What is happiness? I explain why I don’t think I have ever been truly happy. Let me know what you think it means, and how you have achieved the feeling.
I payed down last night around 11pm, and my mind raced. I thought about my past, and all the things I had accomplished, and all the failure that I have endured. If I was to make a list, it seems they would be even. An even list of the negatives, and positives that I have experienced. I eventually thought about what true happiness was. Had I ever really experienced it? Is it just a perception that we as people label events that we experience? Is it just a fleeting feeling that we have in the moment?
I’m sure it can be all of these things and more. I know I have experienced happy moments in my life. My son being born, and spending time with him. Watching my siblings achieve greatness on many levels. Moments with the person I loved intimately. I think a lot of people tie happiness to pleasure, and yes it probably is associated in one way or another. When does a person achieve true happiness in their day to day life though?
Ive thought about it most of the day today, even as I sit here in the VA chow hall. Are these people around me happy? Not just today, or right now. I guess what I’m getting at is that I don’t know what truly being happy is, or means. I don’t know that I have ever been happy for more then a moment or day. My life has taken so many drastic turns that it is hard to pinpoint a time I was happy longer then a day or two.

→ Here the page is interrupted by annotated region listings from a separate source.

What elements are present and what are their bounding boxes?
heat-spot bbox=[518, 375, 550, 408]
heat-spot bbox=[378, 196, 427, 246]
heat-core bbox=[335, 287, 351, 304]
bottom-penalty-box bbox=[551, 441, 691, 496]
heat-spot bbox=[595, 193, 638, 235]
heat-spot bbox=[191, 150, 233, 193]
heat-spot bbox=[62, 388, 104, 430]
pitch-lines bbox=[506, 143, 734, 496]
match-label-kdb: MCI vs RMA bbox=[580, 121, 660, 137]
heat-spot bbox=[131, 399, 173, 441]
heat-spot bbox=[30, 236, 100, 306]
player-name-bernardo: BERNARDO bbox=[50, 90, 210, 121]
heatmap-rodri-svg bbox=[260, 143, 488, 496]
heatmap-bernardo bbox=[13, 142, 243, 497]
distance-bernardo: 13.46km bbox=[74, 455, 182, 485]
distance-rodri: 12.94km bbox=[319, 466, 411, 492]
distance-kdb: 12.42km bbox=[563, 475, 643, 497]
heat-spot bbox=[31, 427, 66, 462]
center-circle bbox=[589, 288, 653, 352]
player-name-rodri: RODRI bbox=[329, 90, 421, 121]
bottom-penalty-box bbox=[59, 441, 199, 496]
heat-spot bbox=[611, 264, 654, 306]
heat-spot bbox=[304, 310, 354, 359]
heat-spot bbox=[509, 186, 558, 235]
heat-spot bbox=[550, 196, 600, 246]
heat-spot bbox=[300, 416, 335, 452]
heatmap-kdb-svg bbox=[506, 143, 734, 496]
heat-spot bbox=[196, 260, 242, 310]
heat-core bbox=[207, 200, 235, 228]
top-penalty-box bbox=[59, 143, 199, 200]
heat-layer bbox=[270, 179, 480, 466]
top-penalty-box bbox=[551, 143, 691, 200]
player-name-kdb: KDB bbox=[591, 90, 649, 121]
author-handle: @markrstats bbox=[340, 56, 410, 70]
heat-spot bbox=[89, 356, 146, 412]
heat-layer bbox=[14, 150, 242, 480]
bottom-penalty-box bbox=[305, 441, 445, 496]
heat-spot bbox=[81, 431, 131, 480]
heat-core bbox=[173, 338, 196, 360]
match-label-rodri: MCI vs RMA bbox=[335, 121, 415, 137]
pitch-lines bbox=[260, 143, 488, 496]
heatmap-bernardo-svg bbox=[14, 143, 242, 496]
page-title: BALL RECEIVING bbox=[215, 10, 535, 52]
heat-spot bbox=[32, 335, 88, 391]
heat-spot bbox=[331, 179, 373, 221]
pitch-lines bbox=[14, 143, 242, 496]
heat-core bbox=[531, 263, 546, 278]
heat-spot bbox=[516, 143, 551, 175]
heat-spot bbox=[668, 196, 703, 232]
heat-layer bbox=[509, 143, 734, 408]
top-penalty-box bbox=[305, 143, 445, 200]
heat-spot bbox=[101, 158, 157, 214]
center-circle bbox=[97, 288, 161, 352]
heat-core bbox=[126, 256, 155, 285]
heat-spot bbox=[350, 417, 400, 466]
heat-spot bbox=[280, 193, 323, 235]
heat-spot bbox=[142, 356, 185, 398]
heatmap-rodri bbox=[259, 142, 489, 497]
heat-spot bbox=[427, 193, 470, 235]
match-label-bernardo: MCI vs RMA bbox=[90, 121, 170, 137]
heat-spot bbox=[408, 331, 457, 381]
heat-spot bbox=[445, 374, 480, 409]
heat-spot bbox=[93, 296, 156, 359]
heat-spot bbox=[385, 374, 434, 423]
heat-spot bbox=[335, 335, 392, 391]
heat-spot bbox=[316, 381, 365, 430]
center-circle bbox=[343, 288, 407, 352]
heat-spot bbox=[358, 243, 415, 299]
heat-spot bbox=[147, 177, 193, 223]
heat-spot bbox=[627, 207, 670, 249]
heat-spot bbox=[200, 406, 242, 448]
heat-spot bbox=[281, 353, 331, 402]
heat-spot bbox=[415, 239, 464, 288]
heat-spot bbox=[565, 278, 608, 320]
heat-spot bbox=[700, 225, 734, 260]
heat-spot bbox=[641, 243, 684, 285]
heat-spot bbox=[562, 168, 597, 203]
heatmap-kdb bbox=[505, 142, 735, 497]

I hope one day I will know that I am a happy person, living life, and actually enjoying it. That time is not now. I am getting better in many ways mentally. Finding out more about myself and who I am. I’m not sure I will ever get there or even be able to comprehend what that would feel like. All I can do is try my best. I do know one thing, I want the people I care about to be happy, and experience the world in a pleasurable, meaningful, and happy way.
Tell me what you think happiness means. How do you personally achieve happiness in your daily life? I would surely like to know.
I have been lost the last week or so, and I am slowly finding my motivation again.
It has been more and more difficult for me to stay motivated. Depression sets in and it ruins my day. Ive been unmotivated the last week or so, and when I push to get going again I get stuck.
I feel a lot better today. A friend and I went to the Oklahoma Historical Museum in downtown OKC. I went through this museum around a month ago. So there wasn’t much that was new. Accept for one new exhibit that opened. It had 50’s era living, some early wagons and such. It wasn’t as impressive as some of the other experiences that they offer. One of my favorites is the Steamboat exhibit.
The steam boat Heroine is there, or what remains of it. Which isn’t much. The large steel drive shafts, some pieces of the steam engine, and boiler. The boiler was blown apart, and you can see where it gave way and exploded. The boat was traveling up the red river with a load of commodities, headed toward’s fort Townson in southern Oklahoma. It is the oldest steam boat that has been recovered and studied by archeologists.
There is also a exhibit called “Welcome Home- Oklahoman’s and the war in Vietnam. Its a smaller showing, but does have some interesting pieces, including Native American uniforms, testimony from Oklahoma combat Veterans, metals and many other donated pieces from influential Oklahoma Warriors of the era. One thing that stood out was the Huey helicopter simulation. You sit in a seat and have a joy stick, along with a few other buttons that don’t really do much. You fly the helo to a supply drop point, and then have to make it back to the firebase that you left from. Good luck, its tough! I only attempted this first mission, because there were people waiting their turn to have a go. I crashed in a fiery ball and rolled down the side of a mountain when I ran out of fuel.
It was a good outing, and helped to get my mindset back to my mission. I have so many obstacles, that are already apparent to me. I must tell myself what I need to accomplish every day, and work towards it. If I don’t push myself I end up wasting a day and not accomplishing anything.
My last session with my therapist, I told him how I have been down recently, and cant seem to get out of my rut. He told me I should go back and read my own advice on my page. So here I am again! Refreshed and with a full tank. I am ready to start back on my journey. Sometimes we just need to be reminded what we can accomplish and what we have already done.